THOMASBORO — The cost for extending water and sewer lines to serve the proposed Dollar General store east of Thomasboro caused consternation to some Thomasboro residents.
Trustee Tony Grilo reported the village would be responsible for half the cost, or approximately $85,000.
“For one building?” resident Jim Richardson asked.
“Where will that money come from?” resident Jeff Robertson asked.
Dollar General plans to build the store on the northeast corner of U.S. 45 and the Flatville Slab on land leased from the developer, Overland Group. The board plans to annex and zone the area with an eye to additional future development.
Paul Brown, land-surveying manager for Farnsworth Group, was at the meeting on behalf of Overland Group.
“Time is money, so part of the reason I am here tonight is to see if there is anything we can do to keep the process going along,” Brown said. “(The developer) started the process last spring. They want to keep it moving.”
Brown said once the developer had the necessary permissions, construction would move quickly, about three or four months.
“I think we are holding them up at this point,” Grilo said.
The board can move ahead as soon as a checklist of actions is received from village attorney Jason Bartell, Grilo said.
Both Richardson and Trustee Ronda Scott expressed disappointment that the store would not be located within existing village limits.
“I think they did a traffic study and decided that would be the best point,” Grilo said.
As to the question about where the village would find the money to pay its share of the sewer and water extensions, Mayor Tyler Evans said he didn’t know yet.
New police chief introduced
Also at the meeting, Eric Shumate was introduced as the new full-time police chief, and Mike Martinez was thanked for serving as interim police chief for more than two years. Martinez has returned to duty as part-time patrol officer.
Martinez told the board the police department computer must be replaced because the operating system for the present computer is no longer supported with security updates. He also said it is time for the department to update its record management system.
Shumate said later the updated system will allow the department to share information more efficiently with other rural departments.
Trustee Dustin Rhodes reported the county emergency management agency will be checking to ensure that signals from its updated emergency notification system will be able to reach Thomasboro sirens. The new system is digital, and Rhodes said it will require new sirens.
“It’s not going to be cheap,” Rhodes said. “I didn’t have the guy give me a number until we know if it will work.”
The new system would eliminate the need to have someone on the spot to turn on the sirens, though Rhodes said the village would continue to need for the redundancy of storm spotters and an ESDA structure. The matter may be taken up at the March board meeting.

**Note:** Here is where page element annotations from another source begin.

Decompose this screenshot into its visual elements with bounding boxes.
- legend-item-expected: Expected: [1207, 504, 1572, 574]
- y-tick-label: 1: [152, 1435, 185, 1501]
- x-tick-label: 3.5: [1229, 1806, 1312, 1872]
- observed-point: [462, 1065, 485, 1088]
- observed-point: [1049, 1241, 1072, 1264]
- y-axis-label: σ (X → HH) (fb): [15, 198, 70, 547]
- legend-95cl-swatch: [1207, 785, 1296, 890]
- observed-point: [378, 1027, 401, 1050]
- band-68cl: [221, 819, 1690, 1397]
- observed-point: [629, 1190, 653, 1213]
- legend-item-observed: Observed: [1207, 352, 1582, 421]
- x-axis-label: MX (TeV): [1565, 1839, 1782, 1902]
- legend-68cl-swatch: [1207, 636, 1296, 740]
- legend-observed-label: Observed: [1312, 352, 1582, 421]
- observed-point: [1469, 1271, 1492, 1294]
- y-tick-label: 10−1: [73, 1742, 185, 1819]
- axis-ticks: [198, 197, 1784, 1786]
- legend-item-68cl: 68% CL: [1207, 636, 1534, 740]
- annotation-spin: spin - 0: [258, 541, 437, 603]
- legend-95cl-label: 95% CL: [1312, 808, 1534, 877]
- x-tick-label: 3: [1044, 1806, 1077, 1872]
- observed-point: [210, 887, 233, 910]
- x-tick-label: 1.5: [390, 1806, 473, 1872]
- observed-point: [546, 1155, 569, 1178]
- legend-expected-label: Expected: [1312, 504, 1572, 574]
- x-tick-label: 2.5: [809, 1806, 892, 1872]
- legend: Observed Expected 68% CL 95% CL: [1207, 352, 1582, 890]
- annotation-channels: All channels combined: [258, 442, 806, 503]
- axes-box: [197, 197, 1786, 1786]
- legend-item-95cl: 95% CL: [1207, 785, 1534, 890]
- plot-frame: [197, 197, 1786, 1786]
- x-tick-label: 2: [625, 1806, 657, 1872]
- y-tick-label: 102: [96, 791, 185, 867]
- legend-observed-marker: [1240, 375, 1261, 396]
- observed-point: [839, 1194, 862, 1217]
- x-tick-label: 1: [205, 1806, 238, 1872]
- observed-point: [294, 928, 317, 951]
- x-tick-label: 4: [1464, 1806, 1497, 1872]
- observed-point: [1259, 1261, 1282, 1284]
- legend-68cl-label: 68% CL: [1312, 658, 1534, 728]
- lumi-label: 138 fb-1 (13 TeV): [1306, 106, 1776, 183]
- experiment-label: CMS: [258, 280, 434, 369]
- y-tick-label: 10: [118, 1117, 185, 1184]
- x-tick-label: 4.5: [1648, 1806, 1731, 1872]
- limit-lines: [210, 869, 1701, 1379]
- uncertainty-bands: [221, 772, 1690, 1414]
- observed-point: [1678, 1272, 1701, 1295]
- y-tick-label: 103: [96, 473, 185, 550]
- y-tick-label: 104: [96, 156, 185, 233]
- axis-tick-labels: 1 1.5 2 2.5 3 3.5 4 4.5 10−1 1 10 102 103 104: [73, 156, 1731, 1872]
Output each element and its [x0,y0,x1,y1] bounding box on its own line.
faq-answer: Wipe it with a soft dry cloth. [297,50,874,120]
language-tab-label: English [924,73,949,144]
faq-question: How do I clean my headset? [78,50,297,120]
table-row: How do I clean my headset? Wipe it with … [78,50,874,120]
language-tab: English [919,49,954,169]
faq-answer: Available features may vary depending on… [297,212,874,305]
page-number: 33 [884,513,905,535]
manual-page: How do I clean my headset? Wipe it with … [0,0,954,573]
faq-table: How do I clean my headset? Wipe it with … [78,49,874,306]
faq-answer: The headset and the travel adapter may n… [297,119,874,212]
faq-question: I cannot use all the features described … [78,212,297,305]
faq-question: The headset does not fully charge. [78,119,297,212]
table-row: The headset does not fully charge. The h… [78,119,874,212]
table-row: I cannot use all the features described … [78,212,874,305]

Actions taken by the board include:
• Approving a $1,000 annual contribution to Community Service Center of Northern Champaign County. The money is spent to stock the food pantry. Evans said 39 Thomasboro households were served last year.
• Setting 6 p.m. Tuesday, Feb. 18, as the date for the annual budget meeting.
• Approving a pay increase for part-time police officer Blake Carey to $18.50 per hour.
• Approving repayment of $96,009 toward a state EPA infrastructure bond.
Evans told the board he plans to attend a rural economic development conference later this month. Registration cost is $175.
Martinez reported that during January, the police department issued three traffic citations and two written warnings for moving violations. Three formal reports were made. Of 35 calls for service, 16 were handled by the Thomasboro Police Department and 17 by the Champaign County Sheriff’s Office.
Robertson asked about road maintenance, pointing out that the condition of Schluter Drive is one of several roads showing significant deterioration. Evans said those roads are on Public Works Superintendent Chad Polsky’s list for maintenance.
Another resident, Robert Derr, raised concerns about speeding in his neighborhood and about litter, inoperable vehicles and discarded furniture piling up around town. Shumate promised to make such nuisance ordinances a priority.